Yalnız kılan kadının namazı
Kadınlar, "Sabah namazının sünneti" şöyle kılar:
1- Vücûdun şekli belli olmayacak şekilde, tepeden tırnağa kadar örtünür. Yalnız eller ve yüz açık kalır. Ellerini kol ağzından dışarı çıkarmaz. Namazda, kadınlar için iyi örtülü olmanın en kolay şekli, ellerini de örtecek geniş bir başörtüsü ve ayaklarını da örtecek, geniş ve uzun bir etektir.
Önce kıbleye karşı dönülür. Ayaklar birbirinden dört parmak kadar açık olarak paralel tutulur. Tekbir alırken elleri erkekler gibi kulaklara götürmez. İki eli omuz hizâsına kaldırarak, “Niyet ettim. Allah rızâsı için bu günün sabah namazının sünnetini kılmaya, döndüm kıbleye” diye kalbden geçirildikten sonra, “Allahü ekber” diyerek, tekbir alır ve sonra sağ eli, sol elin üstünde olarak elleri göğsü üzerine koyar ve namaza başlar. Bilek kavramazlar.
2- Kıyamda gözleri, secde edilecek yerden ayırmaksızın:
a) Sübhâneke, okunur.
b) E’ûzü Besmeleden sonra Fâtiha, okunur.
c) Fâtihadan sonra Besmele okunmaksızın bir zamm-ı sûre (meselâ; Elem terakeyfe..) okunur.
3- Zamm-ı sûreden sonra "Allahü ekber" diyerek rükü’a eğilinir. Rükü’da dizleri dik olmaz. Sırtları düz olmaz. Parmaklarını bitişik olarak dizleri üstüne koyarak en az üç defa "Sübhâne Rabbiyel-azîm" (5 veya 7 de olur) denir.

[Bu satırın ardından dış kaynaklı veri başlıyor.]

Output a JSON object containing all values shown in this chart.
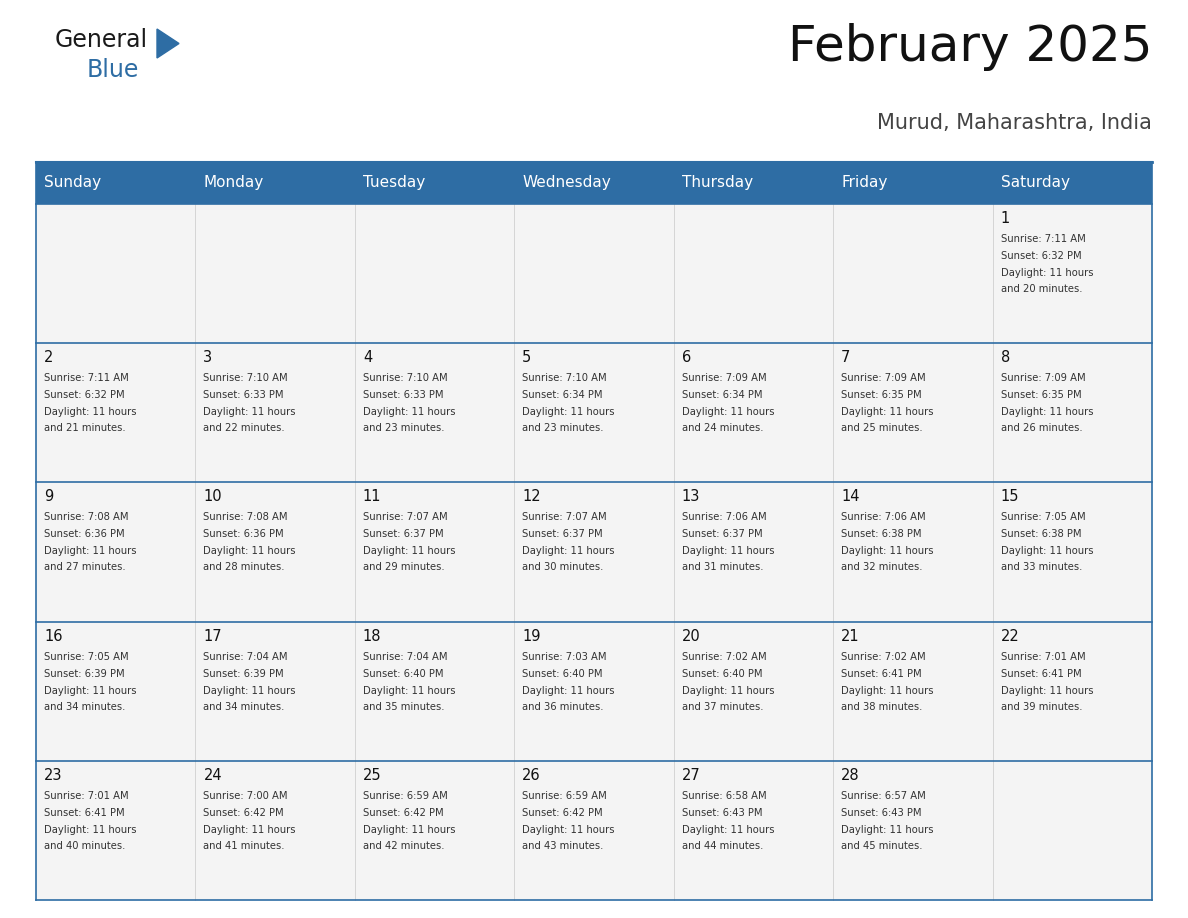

4- "Semi’allahü limen hamideh" diyerek doğrulunur. Doğrulurken, gözler secde yerinden ayrılmaz. Tam dik durunca, “Rabbenâ lekel hamd” denir.
5- Ayakta fazla durulmadan "Allahü ekber" diyerek secdeye gidilir. Secdeye giderken sırası ile;
a) Sağ diz, sonra sol diz, sağ el, sonra sol el, burun ve alın yere konur.
b) Ayak parmakları kıble istikâmetinde bükülür.
c) Baş iki elin arasına konur,
d) Elin parmakları bitişik tutulur,
e) Avuç içleri yere yapıştırılır. Secdede alçalıp, kollarını karnına yakın olarak yere serer. Karnını uyluklarına yapıştırır.
f) Bu vaziyette iken en az üç defa "Sübhâne rabbiyel-a’lâ" denir.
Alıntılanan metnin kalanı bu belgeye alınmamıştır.